In short you've got to decide - do you want a prime or a zoom lens - both are top of the range options (for their price point) and both work to a pro level. If you want prime the 400mm is the best to go for - if you want a zoom then the 70-200mm gives you not only an outstanding 70-200mm but also the pro quality of a 140-400mm zoom lens.


----------



## gsgary (May 31, 2011)

The 70-200 and 2x will not match the 400, but without the 2x you have F2.8 which is great when it gets dark


----------



## GooniesNeverSayDie11 (May 31, 2011)

It will not match the 400mm. I used to have the 70-200 Mark I and the 2x extender and while it was alright, I didn't realize how terrible it was at 400mm until I got the 400mm 5.6. Now granted the mark II 70-200 is a bit sharper, there is still no way it will be as sharp once you slap that 2x extender on. Some people tout the 300mm f/4 because it has the IS feature and you can put a 1.4x extender on it and ratain AF, but if you want distance, you will never be satisfied with only 300mm, plus once you slap the 1.4x extender on it, you lose quality as well. The 400mm is decent for hand holding if you have decent light and decent ISO capabilities. Its well balanced and fairly light for its size. I would keep your non-IS 70-200 and get a 400mm 5.6.It would be a lot cheaper that way. The other suprising thing is that the 400mm is like 13 years old or something with out an update, yet they still fetch about 75% of their current new price on ebay. So even if you sold it down the road, you could probably get some decent coin for it.


----------



## Overread (May 31, 2011)

Just to counter a little the M2 version of the lens isn't just a bit better, with the 2*TC is a heck of a lot better:

Photos (with 100% crops) from the original 70-200mm f2.8 IS L + 2*TC
little birds photos test - a set on Flickr

Photos (with 100% crops) from the 70-200mm f2.8 IS L M2 + 2*TC
70-200mm f2.8 IS L M2 test - a set on Flickr
Minsmere - a set on Flickr

Just to note that I used the first combo about 3 or 4 times the whole time I owned the lens, it just didn't perform fantastically, good in a pinch but not ideal. The new version I'm quiet happy to leave the 2*TC on the lens as long as I need the reach without any worries at all. 

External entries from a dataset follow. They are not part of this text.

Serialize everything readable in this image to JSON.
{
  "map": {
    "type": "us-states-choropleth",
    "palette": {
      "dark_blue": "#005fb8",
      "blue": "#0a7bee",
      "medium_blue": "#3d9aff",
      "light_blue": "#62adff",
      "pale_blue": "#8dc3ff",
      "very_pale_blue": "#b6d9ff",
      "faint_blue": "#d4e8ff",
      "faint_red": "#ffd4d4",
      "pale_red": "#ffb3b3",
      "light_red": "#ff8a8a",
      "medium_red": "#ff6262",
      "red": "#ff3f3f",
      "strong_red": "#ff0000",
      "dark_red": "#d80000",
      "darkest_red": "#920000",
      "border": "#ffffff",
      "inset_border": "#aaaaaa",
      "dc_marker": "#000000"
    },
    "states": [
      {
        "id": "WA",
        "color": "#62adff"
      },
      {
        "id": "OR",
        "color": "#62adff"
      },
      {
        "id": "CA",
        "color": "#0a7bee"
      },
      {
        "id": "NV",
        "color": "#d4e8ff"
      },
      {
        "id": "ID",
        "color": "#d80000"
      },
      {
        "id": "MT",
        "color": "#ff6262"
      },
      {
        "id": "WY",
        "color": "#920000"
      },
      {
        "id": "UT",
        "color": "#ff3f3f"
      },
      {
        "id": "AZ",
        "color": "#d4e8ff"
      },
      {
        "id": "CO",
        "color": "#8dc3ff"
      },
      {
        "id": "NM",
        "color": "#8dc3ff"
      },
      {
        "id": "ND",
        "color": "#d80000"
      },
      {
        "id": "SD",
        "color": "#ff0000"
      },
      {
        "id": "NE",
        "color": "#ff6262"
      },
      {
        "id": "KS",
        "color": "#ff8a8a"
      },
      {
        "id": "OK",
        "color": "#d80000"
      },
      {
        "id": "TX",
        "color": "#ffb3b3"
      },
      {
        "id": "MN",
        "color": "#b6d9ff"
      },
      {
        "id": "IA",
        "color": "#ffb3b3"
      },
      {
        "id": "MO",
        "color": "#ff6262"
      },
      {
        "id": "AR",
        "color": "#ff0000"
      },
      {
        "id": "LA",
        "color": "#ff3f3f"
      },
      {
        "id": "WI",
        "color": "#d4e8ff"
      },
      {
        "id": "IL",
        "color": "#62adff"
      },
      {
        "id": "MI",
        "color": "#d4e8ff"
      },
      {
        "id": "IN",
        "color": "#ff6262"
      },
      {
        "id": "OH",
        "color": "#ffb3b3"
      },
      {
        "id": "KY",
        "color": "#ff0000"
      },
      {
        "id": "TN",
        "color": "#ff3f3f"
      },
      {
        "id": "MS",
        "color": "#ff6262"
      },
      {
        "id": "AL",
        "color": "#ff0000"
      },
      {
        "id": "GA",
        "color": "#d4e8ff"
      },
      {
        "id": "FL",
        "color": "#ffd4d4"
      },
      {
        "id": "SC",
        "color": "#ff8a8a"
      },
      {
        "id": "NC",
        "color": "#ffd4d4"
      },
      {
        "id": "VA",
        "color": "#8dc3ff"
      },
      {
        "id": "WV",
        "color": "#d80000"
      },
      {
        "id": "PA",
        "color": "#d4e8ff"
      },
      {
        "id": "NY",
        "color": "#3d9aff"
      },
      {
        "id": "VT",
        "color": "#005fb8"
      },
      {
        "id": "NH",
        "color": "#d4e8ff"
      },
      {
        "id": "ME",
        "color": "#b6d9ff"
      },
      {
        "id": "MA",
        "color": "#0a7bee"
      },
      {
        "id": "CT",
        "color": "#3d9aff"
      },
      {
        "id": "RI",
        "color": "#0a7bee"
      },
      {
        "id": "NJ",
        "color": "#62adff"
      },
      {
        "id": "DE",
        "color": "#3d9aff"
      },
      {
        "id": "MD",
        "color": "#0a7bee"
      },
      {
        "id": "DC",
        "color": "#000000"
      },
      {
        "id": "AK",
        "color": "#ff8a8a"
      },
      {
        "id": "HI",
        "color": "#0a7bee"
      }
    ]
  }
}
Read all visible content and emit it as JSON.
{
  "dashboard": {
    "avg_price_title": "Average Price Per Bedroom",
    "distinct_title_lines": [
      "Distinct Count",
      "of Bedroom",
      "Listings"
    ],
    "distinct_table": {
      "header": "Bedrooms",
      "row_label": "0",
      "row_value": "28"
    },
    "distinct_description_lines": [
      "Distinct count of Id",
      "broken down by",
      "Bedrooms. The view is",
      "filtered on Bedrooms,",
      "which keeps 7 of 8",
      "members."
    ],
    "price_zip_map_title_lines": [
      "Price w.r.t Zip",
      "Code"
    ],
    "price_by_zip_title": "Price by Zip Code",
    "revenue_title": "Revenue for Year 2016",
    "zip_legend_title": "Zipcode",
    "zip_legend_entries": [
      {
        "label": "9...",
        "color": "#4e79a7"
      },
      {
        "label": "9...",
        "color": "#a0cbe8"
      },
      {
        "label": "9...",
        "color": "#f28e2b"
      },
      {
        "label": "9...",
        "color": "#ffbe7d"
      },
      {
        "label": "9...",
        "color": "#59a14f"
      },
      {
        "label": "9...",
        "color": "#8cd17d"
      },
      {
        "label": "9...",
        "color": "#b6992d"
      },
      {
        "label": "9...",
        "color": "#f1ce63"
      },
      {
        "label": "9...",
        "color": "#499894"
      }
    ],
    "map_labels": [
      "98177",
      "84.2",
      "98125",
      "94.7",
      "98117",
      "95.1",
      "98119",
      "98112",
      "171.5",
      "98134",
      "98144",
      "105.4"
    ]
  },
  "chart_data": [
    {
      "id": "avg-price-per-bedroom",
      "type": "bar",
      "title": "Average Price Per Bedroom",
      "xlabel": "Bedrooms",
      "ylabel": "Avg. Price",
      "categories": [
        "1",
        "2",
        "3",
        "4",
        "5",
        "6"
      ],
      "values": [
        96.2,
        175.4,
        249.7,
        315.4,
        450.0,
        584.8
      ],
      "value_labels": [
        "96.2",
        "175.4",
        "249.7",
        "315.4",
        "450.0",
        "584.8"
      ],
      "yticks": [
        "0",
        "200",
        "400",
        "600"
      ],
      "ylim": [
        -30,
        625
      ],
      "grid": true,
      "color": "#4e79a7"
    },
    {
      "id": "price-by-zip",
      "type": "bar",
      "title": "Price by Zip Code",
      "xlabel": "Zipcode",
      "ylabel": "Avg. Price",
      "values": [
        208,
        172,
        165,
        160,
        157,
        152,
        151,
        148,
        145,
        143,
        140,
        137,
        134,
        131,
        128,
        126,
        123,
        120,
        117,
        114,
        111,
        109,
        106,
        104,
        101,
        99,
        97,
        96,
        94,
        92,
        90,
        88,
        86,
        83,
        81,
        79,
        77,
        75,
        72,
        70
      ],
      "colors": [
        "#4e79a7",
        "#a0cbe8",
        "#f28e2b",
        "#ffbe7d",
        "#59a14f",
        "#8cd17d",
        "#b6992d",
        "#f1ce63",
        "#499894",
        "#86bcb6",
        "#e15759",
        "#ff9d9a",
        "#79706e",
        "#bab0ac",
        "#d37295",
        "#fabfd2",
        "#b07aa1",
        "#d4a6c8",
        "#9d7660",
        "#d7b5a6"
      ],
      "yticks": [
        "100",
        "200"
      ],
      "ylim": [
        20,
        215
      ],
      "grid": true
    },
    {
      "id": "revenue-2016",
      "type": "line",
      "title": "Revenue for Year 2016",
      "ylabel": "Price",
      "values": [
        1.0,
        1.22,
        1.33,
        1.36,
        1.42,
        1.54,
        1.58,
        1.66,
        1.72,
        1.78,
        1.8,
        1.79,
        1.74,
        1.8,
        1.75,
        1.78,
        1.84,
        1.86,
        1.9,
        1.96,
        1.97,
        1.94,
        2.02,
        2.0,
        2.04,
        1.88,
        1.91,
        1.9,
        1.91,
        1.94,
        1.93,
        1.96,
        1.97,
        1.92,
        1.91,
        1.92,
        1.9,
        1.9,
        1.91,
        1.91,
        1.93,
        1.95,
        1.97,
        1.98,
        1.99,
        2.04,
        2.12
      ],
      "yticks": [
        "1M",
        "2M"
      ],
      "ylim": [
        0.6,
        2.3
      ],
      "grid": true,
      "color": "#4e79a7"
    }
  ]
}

Remember its not beating the 400mm f5.6, that is worlds sharper, but I consider the new lens to give a very suitable and usable level of image quality


----------



## GooniesNeverSayDie11 (May 31, 2011)

Overread said:


> Just to counter a little the M2 version of the lens isn't just a bit better, with the 2*TC is a heck of a lot better:
> 
> Photos (with 100% crops) from the original 70-200mm f2.8 IS L + 2*TC
> little birds photos test - a set on Flickr
> ...



Fair enough, but the point still stands, that its not going to be as good as the 400mm 5.6. Now if the OP didn't already have a 70-200, then I would advise the combo he was considering because frankly I think the 70-200 is a much more versatile lens and gets used much more ( atleast mine does. ).


----------



## SHaller (Jun 1, 2011)

Thanks for the responses. Looks like i'm just going to stick with the the 400mm prime. I have no doubts that I will love it


----------



## Renol (Jun 1, 2011)

You will love the 400mm. My experience with it was limited (rented it for a week) but I had a lot of fun with it and plan to get it when I have the $$.


----------